For years I’ve been in a battle with myself. My mind fighting my body, my body fighting my mind and me as a person being attacked by them both. My goal has always been to “win”. Winning meant that I would go out and do what everyone else was doing no matter how bad it made me feel. Winning meant that neither my anxieties nor my physical pain would stop me from accomplishing what was expected of me that day.

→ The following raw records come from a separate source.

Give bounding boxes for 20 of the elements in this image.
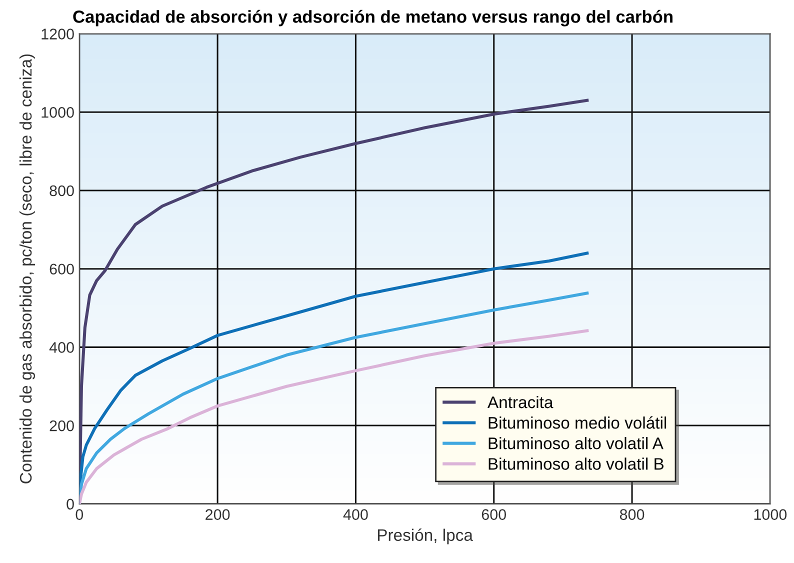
x-tick-label: 0: [76, 509, 84, 520]
x-tick-label: 400: [343, 509, 368, 520]
y-tick-label: 600: [50, 264, 74, 275]
y-tick-label: 800: [50, 185, 74, 196]
x-tick-label: 600: [482, 509, 506, 520]
x-tick-label: 1000: [754, 509, 787, 520]
legend-label: Bituminoso medio volátil: [488, 416, 666, 429]
x-tick-label: 200: [206, 509, 230, 520]
y-axis-title: Contenido de gas absorbido, pc/ton (seco, libre de ceniza): [19, 54, 35, 484]
x-axis-title: Presión, lpca: [378, 528, 473, 544]
legend-label: Bituminoso alto volatil B: [488, 458, 664, 470]
y-tick-label: 0: [66, 498, 74, 510]
legend-label: Antracita: [487, 396, 554, 408]
y-tick-label: 1200: [42, 28, 74, 40]
y-tick-label: 400: [49, 342, 74, 353]
y-tick-label: 1000: [42, 107, 74, 118]
legend-label: Bituminoso alto volatil A: [488, 437, 664, 450]
x-tick-label: 800: [620, 509, 644, 520]
chart-title: Capacidad de absorción y adsorción de metano versus rango del carbón: [73, 10, 672, 26]
y-tick-label: 200: [50, 420, 74, 432]
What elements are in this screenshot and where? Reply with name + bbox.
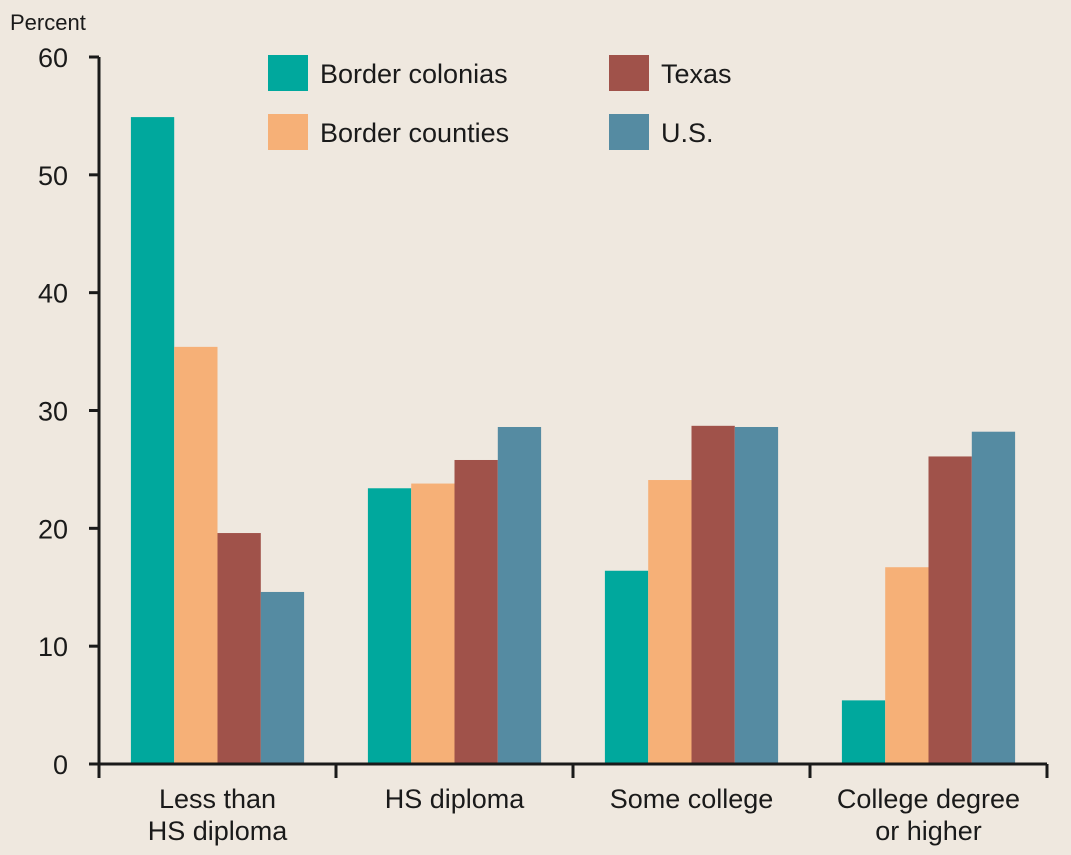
legend-label: Border colonias: [320, 59, 508, 89]
bar: [454, 459, 498, 763]
y-tick-label: 40: [38, 279, 68, 309]
bars-group: [130, 117, 1016, 763]
x-category-label: or higher: [875, 816, 982, 846]
bar: [928, 456, 972, 763]
y-axis-title: Percent: [10, 10, 86, 35]
y-axis: 0 10 20 30 40 50 60: [38, 43, 101, 780]
bar: [841, 700, 886, 763]
y-tick-label: 20: [38, 514, 68, 544]
bar: [174, 346, 218, 763]
y-tick-label: 50: [38, 161, 68, 191]
legend: Border colonias Border counties Texas U.S.: [268, 55, 732, 150]
bar: [691, 425, 735, 763]
legend-swatch: [268, 114, 308, 150]
y-tick-label: 60: [38, 43, 68, 73]
y-tick-label: 0: [53, 750, 68, 780]
x-category-label: HS diploma: [385, 784, 526, 814]
y-tick-label: 30: [38, 397, 68, 427]
bar: [411, 483, 455, 763]
bar: [971, 431, 1016, 763]
y-tick-label: 10: [38, 632, 68, 662]
legend-swatch: [268, 55, 308, 91]
x-category-label: Less than: [159, 784, 276, 814]
bar: [130, 117, 175, 763]
x-category-label: College degree: [837, 784, 1020, 814]
bar: [367, 488, 412, 763]
legend-swatch: [609, 114, 649, 150]
bar: [648, 480, 692, 763]
x-category-label: Some college: [610, 784, 774, 814]
legend-label: Texas: [661, 59, 732, 89]
bar: [885, 567, 929, 763]
legend-label: U.S.: [661, 118, 714, 148]
bar: [734, 426, 779, 763]
legend-swatch: [609, 55, 649, 91]
bar: [497, 426, 542, 763]
bar: [260, 591, 305, 763]
legend-label: Border counties: [320, 118, 509, 148]
bar: [604, 570, 649, 763]
bar: [217, 533, 261, 763]
x-category-label: HS diploma: [148, 816, 289, 846]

In the last three years the battle between myself, my mind and my body has exhausted and frustrated me beyond words. It seems that I have fought hard and still lost many times. My body has stopped me from completing trips that I had dreamed of for months beforehand (pre-covid times). It made my college start almost unbearable and since led me to be trapped in remote learning even after my classmates returned to normal classes last school year. It has stopped me from getting a job to be able to save up like other young people to eventually be able to leave home and become independent. The jobs I have attempted –on the days where I tried to win– end in more upset just weeks or days later when I am forced to quit. Taking away the opportunity and at the same time making me look like a quitter. Something I strive so incredibly hard not to be.
Most recently it has taken away the perfect internship that I applied to and got accepted into a few months ago. Months that came before the most recent COVID surge, before my anxieties and my health concerns started mounting at a speed I could barely follow. During those months I held onto the possibility of starting this new journey with excitement but also growing sadness. As the weeks went on I began to see that my body was winning and that it was going to try to stop me.
This fight mentality is hard to live with. Fighting connotes anger and aggression, neither of which I have. So being angry at myself day after day became exhausting quickly. As I write this it is just a couple of days before I am due to start at the new workplace. I have still not given up enough to write to tell them that I am unable to come. Somewhere in me I always think maybe I can keep fighting just a little longer and then everything will turn around and I will win this one. The thought of writing out that email pulling out of yet another commitment makes me want to throw up. It fills me with guilt and shame and frustration all directed towards my body and my mind. When I inevitably send that email I will cry thinking of how I allowed my weak mind and body defeat me again. To take away another thing that I had wholeheartedly planned and wanted to do.
I may have had all the world’s best intentions, but the people on the other side of that email don’t know me. They have never met me. This may seem like a good thing- the email of the quitter will essentially be anonymous. But they will also think badly of me for being that person who pulls out of something at the very last minute. They will never know the battle that raged between every part of me for weeks leading up to the defeat in the form of that email.
No matter how hard I try to take advice like “be kind to yourself” and “you’re doing your best, that’s all you can do” to heart, I still feel ashamed. Ashamed of every time I have had to disappoint someone who was relying on me. Ashamed that other people my age are living and working, creating a life that I don’t even dare think about because it seems so far out of my reach.
I’m not at the point yet where I can be at peace with letting my illness win. But I know I need to get there. When you fight yourself you will always lose.